De início, supus que sabia, com base no significado em espanhol (zangado, bravo). Mas logo percebi que não era a mesma coisa. Explicaram-me que se trata daquela sensação de profundo relaxamento depois de um dia no mar, quando não resta energia para fazer mais nada até a hora de dormir. Perguntaram-me como chamamos isso aqui no Sul. Nem temos palavra para descrever tal estado!
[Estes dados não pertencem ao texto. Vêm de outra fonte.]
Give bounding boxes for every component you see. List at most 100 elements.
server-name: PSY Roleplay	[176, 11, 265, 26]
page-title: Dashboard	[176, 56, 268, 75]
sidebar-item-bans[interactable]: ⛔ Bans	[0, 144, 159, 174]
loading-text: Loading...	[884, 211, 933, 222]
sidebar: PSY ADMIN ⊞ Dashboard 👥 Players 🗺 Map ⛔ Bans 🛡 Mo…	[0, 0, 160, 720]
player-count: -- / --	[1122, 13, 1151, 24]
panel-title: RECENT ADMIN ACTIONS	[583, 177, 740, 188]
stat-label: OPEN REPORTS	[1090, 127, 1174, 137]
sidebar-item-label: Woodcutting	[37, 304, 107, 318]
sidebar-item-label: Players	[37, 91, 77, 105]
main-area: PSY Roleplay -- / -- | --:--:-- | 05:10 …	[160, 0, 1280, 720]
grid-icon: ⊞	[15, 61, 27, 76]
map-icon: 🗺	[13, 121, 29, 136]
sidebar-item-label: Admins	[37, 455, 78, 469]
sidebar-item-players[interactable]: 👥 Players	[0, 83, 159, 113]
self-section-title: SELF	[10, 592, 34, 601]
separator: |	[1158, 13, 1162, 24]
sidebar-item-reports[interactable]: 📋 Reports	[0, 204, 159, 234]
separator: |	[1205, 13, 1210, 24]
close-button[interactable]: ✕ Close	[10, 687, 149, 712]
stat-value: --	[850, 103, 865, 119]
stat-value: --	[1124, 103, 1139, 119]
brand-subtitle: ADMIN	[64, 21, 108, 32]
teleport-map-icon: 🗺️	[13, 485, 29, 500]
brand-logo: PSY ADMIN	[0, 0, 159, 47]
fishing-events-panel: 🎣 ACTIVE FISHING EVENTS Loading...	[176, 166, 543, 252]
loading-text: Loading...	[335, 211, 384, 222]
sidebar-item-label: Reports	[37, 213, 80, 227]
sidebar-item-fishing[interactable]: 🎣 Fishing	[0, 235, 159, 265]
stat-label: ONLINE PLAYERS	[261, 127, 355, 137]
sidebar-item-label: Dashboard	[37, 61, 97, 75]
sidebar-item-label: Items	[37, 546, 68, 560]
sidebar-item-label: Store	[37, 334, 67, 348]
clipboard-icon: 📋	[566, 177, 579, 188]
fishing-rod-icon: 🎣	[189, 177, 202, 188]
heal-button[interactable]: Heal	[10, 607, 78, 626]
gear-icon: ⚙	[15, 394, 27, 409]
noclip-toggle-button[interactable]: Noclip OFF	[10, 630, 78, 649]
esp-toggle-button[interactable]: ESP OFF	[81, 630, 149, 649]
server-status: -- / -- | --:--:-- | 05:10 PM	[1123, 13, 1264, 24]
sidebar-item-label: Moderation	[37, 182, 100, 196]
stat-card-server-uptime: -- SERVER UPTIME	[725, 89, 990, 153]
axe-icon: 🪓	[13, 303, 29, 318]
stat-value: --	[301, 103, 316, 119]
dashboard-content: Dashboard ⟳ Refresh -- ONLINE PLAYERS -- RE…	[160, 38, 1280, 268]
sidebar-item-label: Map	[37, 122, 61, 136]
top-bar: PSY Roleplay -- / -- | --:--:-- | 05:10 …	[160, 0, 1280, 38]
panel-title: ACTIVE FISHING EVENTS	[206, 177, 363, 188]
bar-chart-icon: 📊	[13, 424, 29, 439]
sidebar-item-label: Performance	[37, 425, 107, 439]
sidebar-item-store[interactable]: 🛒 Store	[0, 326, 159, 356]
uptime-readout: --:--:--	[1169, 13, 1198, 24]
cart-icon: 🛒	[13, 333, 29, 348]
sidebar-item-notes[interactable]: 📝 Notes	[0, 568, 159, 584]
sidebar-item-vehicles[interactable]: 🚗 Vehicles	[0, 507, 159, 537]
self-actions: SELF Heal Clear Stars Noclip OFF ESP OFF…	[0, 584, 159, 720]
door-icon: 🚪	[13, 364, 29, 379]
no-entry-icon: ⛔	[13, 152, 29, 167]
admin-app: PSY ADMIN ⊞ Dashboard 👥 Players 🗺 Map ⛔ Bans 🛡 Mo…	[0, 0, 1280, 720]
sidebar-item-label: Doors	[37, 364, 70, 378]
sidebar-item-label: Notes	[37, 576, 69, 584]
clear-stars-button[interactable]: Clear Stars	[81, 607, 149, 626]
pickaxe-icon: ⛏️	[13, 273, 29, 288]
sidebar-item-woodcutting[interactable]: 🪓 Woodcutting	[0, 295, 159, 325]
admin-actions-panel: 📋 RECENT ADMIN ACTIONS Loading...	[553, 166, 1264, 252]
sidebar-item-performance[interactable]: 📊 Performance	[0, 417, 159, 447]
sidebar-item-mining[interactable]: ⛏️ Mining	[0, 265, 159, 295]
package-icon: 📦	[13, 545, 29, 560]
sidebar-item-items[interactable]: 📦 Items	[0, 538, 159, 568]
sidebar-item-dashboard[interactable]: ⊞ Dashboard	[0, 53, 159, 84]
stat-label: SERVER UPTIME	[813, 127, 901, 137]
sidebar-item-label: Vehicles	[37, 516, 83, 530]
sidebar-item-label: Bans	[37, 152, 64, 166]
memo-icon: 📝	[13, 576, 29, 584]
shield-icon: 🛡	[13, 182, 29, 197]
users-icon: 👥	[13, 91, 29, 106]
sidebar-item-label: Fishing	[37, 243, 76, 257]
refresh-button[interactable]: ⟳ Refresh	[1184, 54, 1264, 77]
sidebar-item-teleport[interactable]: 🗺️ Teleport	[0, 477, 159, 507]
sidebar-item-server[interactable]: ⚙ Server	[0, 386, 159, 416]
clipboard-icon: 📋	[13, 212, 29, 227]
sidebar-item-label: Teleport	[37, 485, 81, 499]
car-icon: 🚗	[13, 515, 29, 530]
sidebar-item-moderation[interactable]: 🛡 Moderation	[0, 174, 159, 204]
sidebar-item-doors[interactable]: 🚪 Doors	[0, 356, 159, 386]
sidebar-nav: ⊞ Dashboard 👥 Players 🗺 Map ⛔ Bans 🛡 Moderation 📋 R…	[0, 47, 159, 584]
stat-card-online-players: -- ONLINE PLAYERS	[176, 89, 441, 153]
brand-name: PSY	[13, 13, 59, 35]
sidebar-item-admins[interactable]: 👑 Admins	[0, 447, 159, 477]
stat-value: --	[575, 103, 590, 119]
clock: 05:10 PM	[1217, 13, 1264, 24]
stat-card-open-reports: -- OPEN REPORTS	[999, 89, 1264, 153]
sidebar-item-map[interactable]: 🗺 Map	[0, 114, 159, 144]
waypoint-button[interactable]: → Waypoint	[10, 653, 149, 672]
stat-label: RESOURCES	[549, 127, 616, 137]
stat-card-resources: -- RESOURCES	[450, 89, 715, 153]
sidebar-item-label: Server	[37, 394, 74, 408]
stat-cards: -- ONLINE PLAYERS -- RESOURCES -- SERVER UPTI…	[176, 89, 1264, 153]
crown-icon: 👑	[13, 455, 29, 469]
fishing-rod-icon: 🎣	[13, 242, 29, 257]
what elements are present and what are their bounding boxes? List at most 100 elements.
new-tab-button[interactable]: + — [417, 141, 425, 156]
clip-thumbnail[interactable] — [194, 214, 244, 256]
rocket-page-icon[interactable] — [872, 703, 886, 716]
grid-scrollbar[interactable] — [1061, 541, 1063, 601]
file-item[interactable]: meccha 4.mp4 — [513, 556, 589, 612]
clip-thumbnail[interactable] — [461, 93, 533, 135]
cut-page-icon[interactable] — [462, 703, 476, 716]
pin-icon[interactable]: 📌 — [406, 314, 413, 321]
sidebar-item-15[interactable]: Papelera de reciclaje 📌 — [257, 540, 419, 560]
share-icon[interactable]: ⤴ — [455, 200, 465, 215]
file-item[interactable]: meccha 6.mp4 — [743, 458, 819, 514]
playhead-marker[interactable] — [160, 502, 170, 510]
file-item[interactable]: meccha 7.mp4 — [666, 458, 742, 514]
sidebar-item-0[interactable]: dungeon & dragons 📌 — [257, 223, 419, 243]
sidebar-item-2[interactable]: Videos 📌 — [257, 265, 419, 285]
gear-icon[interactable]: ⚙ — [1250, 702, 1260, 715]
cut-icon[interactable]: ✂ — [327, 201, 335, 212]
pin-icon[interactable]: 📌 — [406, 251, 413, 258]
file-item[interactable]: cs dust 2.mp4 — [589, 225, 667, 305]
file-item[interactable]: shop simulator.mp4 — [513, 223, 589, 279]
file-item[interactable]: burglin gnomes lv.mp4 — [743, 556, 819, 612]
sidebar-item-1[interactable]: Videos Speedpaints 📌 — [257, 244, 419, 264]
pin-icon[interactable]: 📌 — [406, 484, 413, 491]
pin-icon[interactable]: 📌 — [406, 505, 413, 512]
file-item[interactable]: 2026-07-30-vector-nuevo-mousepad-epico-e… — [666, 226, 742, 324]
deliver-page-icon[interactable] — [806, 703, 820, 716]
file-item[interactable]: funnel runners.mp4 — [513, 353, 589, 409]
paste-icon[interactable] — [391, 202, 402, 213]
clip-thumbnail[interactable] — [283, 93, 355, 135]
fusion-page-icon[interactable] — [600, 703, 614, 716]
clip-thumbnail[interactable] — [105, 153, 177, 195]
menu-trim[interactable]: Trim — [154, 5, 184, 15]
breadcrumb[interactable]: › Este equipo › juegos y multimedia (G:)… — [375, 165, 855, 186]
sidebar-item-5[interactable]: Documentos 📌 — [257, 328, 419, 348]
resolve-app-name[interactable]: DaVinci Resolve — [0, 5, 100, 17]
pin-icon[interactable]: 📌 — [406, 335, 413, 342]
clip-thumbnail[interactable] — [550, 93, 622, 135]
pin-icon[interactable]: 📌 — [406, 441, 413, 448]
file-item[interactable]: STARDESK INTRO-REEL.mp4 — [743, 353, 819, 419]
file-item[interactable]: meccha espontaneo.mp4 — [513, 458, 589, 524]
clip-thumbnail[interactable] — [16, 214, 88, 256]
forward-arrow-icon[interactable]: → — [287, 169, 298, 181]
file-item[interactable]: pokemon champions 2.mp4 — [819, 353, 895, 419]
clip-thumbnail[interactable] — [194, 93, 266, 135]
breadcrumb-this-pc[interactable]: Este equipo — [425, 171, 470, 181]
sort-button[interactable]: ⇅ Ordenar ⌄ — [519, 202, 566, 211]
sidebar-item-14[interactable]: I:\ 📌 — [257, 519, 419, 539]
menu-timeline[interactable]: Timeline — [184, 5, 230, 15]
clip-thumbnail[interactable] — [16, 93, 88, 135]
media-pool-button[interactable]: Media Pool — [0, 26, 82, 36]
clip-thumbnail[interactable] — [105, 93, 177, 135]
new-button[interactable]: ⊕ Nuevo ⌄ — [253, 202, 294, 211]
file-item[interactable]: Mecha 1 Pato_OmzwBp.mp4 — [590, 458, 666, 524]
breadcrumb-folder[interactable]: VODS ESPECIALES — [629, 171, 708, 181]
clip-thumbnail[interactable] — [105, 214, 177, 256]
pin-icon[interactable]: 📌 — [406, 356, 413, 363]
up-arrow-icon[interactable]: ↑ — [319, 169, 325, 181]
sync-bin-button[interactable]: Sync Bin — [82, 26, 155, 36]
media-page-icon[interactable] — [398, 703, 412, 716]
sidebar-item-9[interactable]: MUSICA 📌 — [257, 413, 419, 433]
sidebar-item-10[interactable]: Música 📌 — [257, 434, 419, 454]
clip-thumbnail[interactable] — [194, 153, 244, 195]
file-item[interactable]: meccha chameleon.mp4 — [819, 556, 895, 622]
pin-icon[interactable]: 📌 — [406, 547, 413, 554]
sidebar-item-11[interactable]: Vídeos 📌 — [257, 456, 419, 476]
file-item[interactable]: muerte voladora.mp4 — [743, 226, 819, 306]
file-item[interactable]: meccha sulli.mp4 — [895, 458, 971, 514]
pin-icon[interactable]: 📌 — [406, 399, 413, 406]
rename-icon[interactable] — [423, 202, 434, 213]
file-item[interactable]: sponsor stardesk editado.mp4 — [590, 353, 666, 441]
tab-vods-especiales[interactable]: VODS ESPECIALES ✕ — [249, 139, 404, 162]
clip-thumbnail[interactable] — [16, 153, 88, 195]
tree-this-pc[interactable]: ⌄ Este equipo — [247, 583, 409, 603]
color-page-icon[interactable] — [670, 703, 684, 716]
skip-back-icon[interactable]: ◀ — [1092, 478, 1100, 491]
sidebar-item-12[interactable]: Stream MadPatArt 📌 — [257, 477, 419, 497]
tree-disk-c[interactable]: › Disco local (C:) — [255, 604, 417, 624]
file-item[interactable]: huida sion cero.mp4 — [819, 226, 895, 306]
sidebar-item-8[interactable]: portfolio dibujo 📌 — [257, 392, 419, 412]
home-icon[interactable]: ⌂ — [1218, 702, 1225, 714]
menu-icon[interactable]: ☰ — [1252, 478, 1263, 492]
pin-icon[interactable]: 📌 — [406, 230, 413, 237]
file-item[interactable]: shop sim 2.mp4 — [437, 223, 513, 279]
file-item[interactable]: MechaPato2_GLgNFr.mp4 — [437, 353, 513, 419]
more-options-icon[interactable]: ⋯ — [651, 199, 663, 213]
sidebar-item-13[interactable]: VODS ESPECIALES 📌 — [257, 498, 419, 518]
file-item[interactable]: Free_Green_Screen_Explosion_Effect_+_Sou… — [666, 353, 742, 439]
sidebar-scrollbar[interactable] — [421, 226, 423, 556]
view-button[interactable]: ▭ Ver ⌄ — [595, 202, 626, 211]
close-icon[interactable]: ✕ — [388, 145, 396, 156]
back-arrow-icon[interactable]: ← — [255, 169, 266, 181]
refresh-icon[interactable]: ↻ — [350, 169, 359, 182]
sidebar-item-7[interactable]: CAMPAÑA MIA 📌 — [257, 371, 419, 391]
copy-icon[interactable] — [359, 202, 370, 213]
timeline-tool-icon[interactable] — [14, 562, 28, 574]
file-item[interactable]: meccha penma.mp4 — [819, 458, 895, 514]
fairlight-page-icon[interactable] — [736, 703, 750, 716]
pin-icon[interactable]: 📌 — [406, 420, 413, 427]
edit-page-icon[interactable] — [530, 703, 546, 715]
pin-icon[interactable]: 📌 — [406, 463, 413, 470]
Brinquei dizendo que, na nossa cultura, talvez nem consigamos chegar a esse estágio.
Ortega y Gasset escreveu: “Eu sou eu e minhas circunstâncias”. Podemos entender as circunstâncias como uma extensão de nós mesmos, já que nossas escolhas moldam a nossa cercania e nos colocam em certos lugares. Mas também é verdade que o meio ao redor é uma barreira contra a qual o “eu” — seja no sentido freudiano ou no mais popular — se esbarra o tempo todo. Se a linguagem revela o nosso mundo interno, também expressa a nossa relação com o exterior e, de certa forma, molda a realidade.
Descobrir novos lugares e desvendar novas línguas é expandir a si mesmo, abrir-se ao mundo para se tornar mais complexo e mais vivo. Falo, sim, de aprender idiomas e de viajar, mas não apenas isso. Entre os inconvenientes da intimidade — além da troca de maus humores e maus odores — o pior talvez seja acreditar que entendemos o outro. Frases como “te conheço muito bem”, “sei o que você quer dizer” ou “ninguém te entende melhor que eu” não passam de ilusões.
Compreender é raro, fugaz e quase sempre nos escapa em meio às distrações do cotidiano. Encontrar uma nova pessoa, reconhecer um amigo, um novo emprego — tudo isso exige aprender novas linguagens. E, no entanto, talvez nos aproximemos mais da verdadeira compreensão quando estranhamos uma palavra nova, quando nos maravilhamos diante de uma paisagem diversa ou nos encantamos com uma novidade — muito mais do que nas falsas certezas do “te conheço” nosso de cada dia.
Às vezes, basta uma palavra — só uma palavra — para abrir a possibilidade de uma experiência inteiramente nova. Uma palavra capaz de inaugurar em nós a chance de estranhar mais e de nos apaixonarmos mais por viver.